TF 4A_449/2012 du 4 septembre 2013
Art. 5 al. 1 lit. b CPC ; art. 74 al. 2 lit. b et 105 al. 2 LTF ; art. 4 al. 1, 7 al. 1 et 12 al. 1 LCart ; art 16. al. 6 LAgr ; art. 41 CO
Producteur fromager (demandeur) s’étant vu refuser l’accès à la Coopérative des producteurs des fromages d’alpage « L’Etivaz » (défenderesse), l’empêchant d’utiliser l’appellation d’origine protégée (AOP) ou contrôlée (AOC) « l’Etivaz ».
La contestation ressortit au droit de la concurrence, soit une matière où le droit fédéral prévoit une instance cantonale unique (art. 5 al. 1 let. b CPC) implique que le recours en matière civile est donc recevable sans égard à la valeur litigieuse (art. 74 al. 2 let. b LTF).
L’art. 16 LAgr institue l’appellation d’origine protégée, il charge le Conseil fédéral d’établir un registre de ces appellations et de réglementer les conditions de l’enregistrement, en particulier les exigences du cahier des charges propre à chaque appellation. La protection légale est indépendante de la performance commerciale et de son influence sur les rapports de force entre concurrents.

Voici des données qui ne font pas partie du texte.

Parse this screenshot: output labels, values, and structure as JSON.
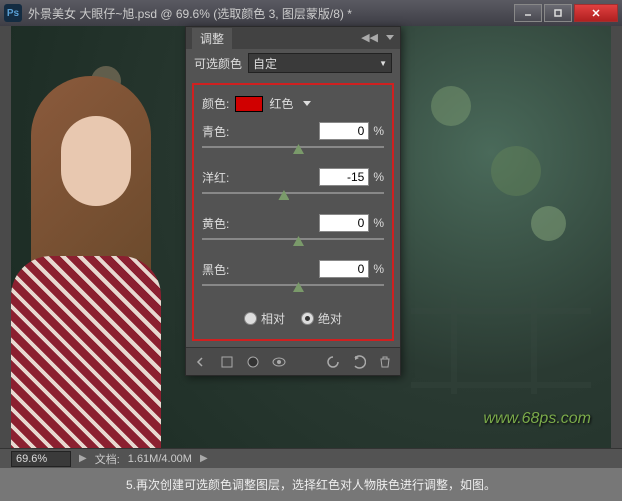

Au sens de la LCart, une entreprise occupe une position dominante notamment lorsqu’elle détient la totalité du marché déterminant et qu’elle n’est exposée à aucune concurrence parce que les circonstances de fait ou de droit rendent improbable l’irruption d’une autre entreprise sur ce marché (art. 4 al. 2 LCart). Ainsi, en contraignant dans le cahier des charges de l’appellation d’origine à utiliser les services exclusifs, pour l’affinage du formage, les caves de l’association défenderesse, cette dernière occupe une position dominante sur le marché déterminé au sens de la LCart.
Selon l’art. 7 al. 2 lit. a LCart, le refus d’entretenir des relations commerciales, en particulier le refus d’acheter ou de livrer des marchandises, s’inscrit dans les pratiques éventuellement abusives visées par l’art. 7 al. 1 LCart. L’entreprise en position dominante se comporte de manière abusive lorsqu’elle dispose seule des équipements ou installations indispensables à la fourniture d’une prestation, qu’il n’existe pas de concurrence sur le marché de ses prestations, que l’entreprise refuse sans raison objective de mettre l’infrastructure ainsi à la disposition d’un concurrent potentiel et que celui-ci n’a aucune solution de remplacement. La défenderesse refuse d’admettre le demandeur à titre de sociétaire et de recevoir sa production pour l’affinage. Ce refus empêche le demandeur de commercialiser cette même production sous l’appellation protégée « L’Etivaz ». Cependant, un refus d’entrer en relation commerciale n’est pas abusif, et il échappe ainsi à la censure de l’art. 7 al. 1 LCart., s’il répond à une justification objective. L’entreprise en position dominante n’est pas tenue de fournir ses services ou de donner accès à ses installations lorsque ses capacités sont insuffisantes et qu’ainsi elle ne pourrait plus satisfaire entièrement les besoins de sa propre clientèle.
En l’espèce, faute de répondre à la justification objective, le refus d’entrer en relation avec le demandeur se révèle abusif, et partant illicite aux termes de l’art. 7 al. 1 LCart.
Selon les art. 12 al. 1 lit. a et 13 lit. b LCart, celui qu’une pratique illicite entrave dans l’accès à la concurrence peut demander en justice la suppression ou la cession de l’entrave (art. 12 lit. a) ; il peut notamment réclamer que la partie adverse soit condamnée à conclure avec lui des contrats conformes au marché et aux conditions usuelles de la branche (art. 13 lit. b).
Selon l’art. 12 al. 1 lit. b LCart, celui qu’une pratique illicite entrave dans l’accès à la concurrence peut demander en justice la réparation du dommage ; cette prétention est soumise aux règles de la responsabilité délictuelle.
Le demandeur doit prouver, au moins au degré de la vraisemblance prépondérante, un lien de causalité naturelle entre l’entrave à la concurrence et la perte de gain.